1

Here is the example I have:

JELLY2some text

some text{JELLY2}some textsome textsome text
Sample text for testing:
some textJELLY2 {some text JELLY2 lsdkfjsd}にsome text

I want to get all JELLY2 except those in parentheses like:

{JELLY2}

and

{some text JELLY2 lsdkfjsd}

http://regexr.com/3dhsl

I need to get data by select statement, something like:

SELECT `id` FROM `table` WHERE `body` REGEXP 'JELLY2'

Or maybe, if it's possible with RLIKE or some other way?

SELECT `id` FROM `table` WHERE `body` RLIKE 'JELLY2'
whitesiroi
  • 2,725
  • 4
  • 30
  • 64
  • 1
    What are you going to do with `JELLY2` outside braces? Replace? Remove? What is the language? JS? – Wiktor Stribiżew Jun 02 '16 at 08:29
  • @Wiktor Stribiżew mysql regexp – whitesiroi Jun 02 '16 at 08:30
  • 1
    I don't think this is possible because you'd need to use assertions, which aren't supported in MySQL as it uses POSIX regular expressions. Can you select all the results containing `JELLY2` and then use another language to filter out the ones where it does not appear outside the braces? Even then it's not trivial because you could have multiple embedded braces where the keyword appears inside one but not the other {like {this} JELLY2}. – Matt Raines Jun 02 '16 at 08:39
  • @Matt Raines thank you for your comment. It shouldn't go as deep as one level of {}. But, you probably right, maybe, it's not possible by MySQL only.

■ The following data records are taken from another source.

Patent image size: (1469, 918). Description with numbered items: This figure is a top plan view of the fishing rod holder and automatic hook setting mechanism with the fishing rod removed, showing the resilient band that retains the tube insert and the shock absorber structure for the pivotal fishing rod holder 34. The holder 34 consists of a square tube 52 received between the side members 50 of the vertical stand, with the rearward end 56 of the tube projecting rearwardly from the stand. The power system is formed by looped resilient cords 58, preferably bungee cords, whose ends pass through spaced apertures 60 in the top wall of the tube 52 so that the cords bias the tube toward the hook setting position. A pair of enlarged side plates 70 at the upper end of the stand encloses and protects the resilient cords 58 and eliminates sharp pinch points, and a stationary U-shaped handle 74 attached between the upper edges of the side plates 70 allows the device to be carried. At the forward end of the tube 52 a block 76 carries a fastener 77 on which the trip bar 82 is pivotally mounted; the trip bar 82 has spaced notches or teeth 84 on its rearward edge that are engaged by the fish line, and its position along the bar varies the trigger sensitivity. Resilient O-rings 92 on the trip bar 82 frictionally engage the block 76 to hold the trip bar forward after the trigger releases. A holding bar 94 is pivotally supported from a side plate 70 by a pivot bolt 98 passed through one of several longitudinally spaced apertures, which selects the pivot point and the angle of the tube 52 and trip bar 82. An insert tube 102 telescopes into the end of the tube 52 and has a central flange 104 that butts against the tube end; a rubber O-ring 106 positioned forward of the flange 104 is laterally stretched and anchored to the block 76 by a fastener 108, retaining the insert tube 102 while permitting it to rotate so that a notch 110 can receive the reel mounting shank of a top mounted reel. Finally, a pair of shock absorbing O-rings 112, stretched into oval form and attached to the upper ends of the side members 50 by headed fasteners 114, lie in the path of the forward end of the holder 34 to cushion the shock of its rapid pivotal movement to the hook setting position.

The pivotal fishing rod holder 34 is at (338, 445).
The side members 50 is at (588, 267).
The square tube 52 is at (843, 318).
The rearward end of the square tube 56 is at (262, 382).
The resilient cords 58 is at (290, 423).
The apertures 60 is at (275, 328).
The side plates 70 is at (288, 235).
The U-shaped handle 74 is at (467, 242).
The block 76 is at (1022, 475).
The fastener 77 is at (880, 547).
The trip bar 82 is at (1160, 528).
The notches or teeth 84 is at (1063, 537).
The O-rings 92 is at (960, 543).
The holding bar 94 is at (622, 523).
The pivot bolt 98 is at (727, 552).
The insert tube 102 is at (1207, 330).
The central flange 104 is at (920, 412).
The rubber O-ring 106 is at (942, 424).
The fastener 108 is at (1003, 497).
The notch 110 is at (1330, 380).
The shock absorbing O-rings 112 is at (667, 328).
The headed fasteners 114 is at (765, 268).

Thank you. – whitesiroi Jun 02 '16 at 08:46

2 Answers2

2

Use a negated character class and groups that can skip over bracketed input, to require that the target is not with brackets, plus start/end anchors:

SELECT id
FROM table
WHERE body RLIKE '^([^{]*(\{[^}]*\})?)*JELLY2([^{]*(\{[^}]*\})?)*$'

See live demo.

Bohemian
  • 412,405
  • 93
  • 575
  • 722
  • Thank you very much, is it possible to get this one too ('some textJELLY2 {some text JELLY2 lsdkfjsd}にsome text'); If JELLY2 is in {} and out in a record get its id also. is it possible? – whitesiroi Jun 02 '16 at 10:00
  • This doesn't work for any string which contains braces where `JELLY2` is outside the braces. For example, `{example} JELLY2`. – Matt Raines Jun 02 '16 at 10:04
  • @whitesiroi Yes. The edited answer matches your example. – Bohemian Jun 02 '16 at 10:28
  • Yes, that's better. Now it incorrectly matches `{{example} JELLY2 {example}}`, but the OP has said this situation is unlikely to arise. – Matt Raines Jun 02 '16 at 10:30
  • @matt regex can't handle recursive structures. For that you need a full language parser with AST etc. Regex is limited to simple pattern matching, but as you say such edge cases can be defined as out of scope. – Bohemian Jun 02 '16 at 10:35
1

Although it's unlikely you could do this with a MySQL regular expression, and I think it would be better approached using another language, you could write a MySQL function to do this.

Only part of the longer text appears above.